Near Surface Geophysics Reception
One of the key sections of SEG celebrates an exciting year
Mick Swiney, SEG Staff
On the evening of the SEG President's reception and the US presidential election, a very non-presidential gathering took place at the Ri Ra Irish pub in Mandalay Place, where a relaxed and boisterous group gathered in the elegant and intimate environs of a wood-panelled private room to enjoy each others' company, congratulate each other on a year of accomplishments, and look forward to a bright future.
But don't let the casual setting fool you: for this group is none other than the members and supporters of the Near Surface Geophysics Section, a diverse and exceptional group that represents a critical area of focus of SEG, and the science of geophysics itself.
As outgoing president James Irving stated in his remarks to the crowd, it has been an important year for the Near Surface Section at SEG, which has shown its growing recognition of the importance of this field with the addition of a special Honorary Lecturer, Rick Miller, and a dedicated SEG staff member, Laurie Whitesell, both of whom were present and recognised by their near surface colleagues. This new focus was also reflected in a record number of submissions to the annual meeting from the near surface field, and the key role of the near surface section in organizing this year's SEG Forum on the topic of Corporate and Academic Social Responsibility.
Irving continued by passing the torch to current president John Bradford, as well as recognizing the newly elected president-elect Remke Van Dam.

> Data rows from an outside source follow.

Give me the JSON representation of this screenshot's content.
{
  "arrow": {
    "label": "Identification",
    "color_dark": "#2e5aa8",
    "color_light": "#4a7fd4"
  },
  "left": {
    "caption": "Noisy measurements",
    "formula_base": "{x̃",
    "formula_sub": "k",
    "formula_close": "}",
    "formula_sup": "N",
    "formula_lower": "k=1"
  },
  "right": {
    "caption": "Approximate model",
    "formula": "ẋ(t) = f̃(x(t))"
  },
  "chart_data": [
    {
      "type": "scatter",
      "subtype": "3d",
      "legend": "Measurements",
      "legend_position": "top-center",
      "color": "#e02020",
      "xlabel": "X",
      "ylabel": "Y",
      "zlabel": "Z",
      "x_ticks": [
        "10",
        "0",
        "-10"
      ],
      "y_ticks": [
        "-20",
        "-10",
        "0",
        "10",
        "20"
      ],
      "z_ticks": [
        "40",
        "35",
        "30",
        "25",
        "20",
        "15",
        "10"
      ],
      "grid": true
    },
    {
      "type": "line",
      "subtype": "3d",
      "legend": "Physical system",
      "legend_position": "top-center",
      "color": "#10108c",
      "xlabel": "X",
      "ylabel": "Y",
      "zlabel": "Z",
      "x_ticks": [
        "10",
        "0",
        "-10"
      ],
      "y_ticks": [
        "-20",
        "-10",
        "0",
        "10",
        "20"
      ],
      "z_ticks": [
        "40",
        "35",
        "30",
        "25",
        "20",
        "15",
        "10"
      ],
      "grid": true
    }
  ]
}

Warm words of appreciation were shared for the contributions of outgoing vice president Darcy McPhee, whose duties will be assumed by incoming vice president Kristina Keating.
This was followed by the bestowing of the prestigious Harold Mooney Award and the Frank Frischknecht Leadership Award to members who have advanced the cause of near surface geophysics respectively through their scientific innovations or tireless support and leadership. Unfortunately, neither of this year's recipients, Prof. Klaus Hollinger of University of Lausanne or Andrew Binley of Lancaster University, were able to attend the reception - due to their very active schedules of service and research which have earned them these distinctions.
Perhaps the greatest testimony to the passion and idealism of near surface geophysics and its practitioners was the abundance of young faces present. For a society - and an industry - currently facing concerns of "crew change", as an older generation of scientists worries whether a new one will be around to take its place, the near surface field seems to be flush with young blood.
Near surface projects involve such socially responsible endeavors as restoring ecologically damaged sites, unearthing archeological artifacts, conducting forensic analysis and analyzing earthquake geohazards, to name but a few – worthy pursuits for SEG's youngest members, full of passion and drive and a desire to change the world through their science.
None could have said it better than Professor Rosemary Knight of Stanford University in her impromptu acceptance remarks upon receiving Honorary Life Membership in the Near Surface Geophysics section (a rare and exceptional honor for near surface geophysicists who have made invaluable contributions to the support and expansion of this field).
"Near surface geophysics," said Prof. Knight, "is the perfect mix of doing the geophysics that you love and knowing that what you're doing is making a tremendous contribution to people's lives."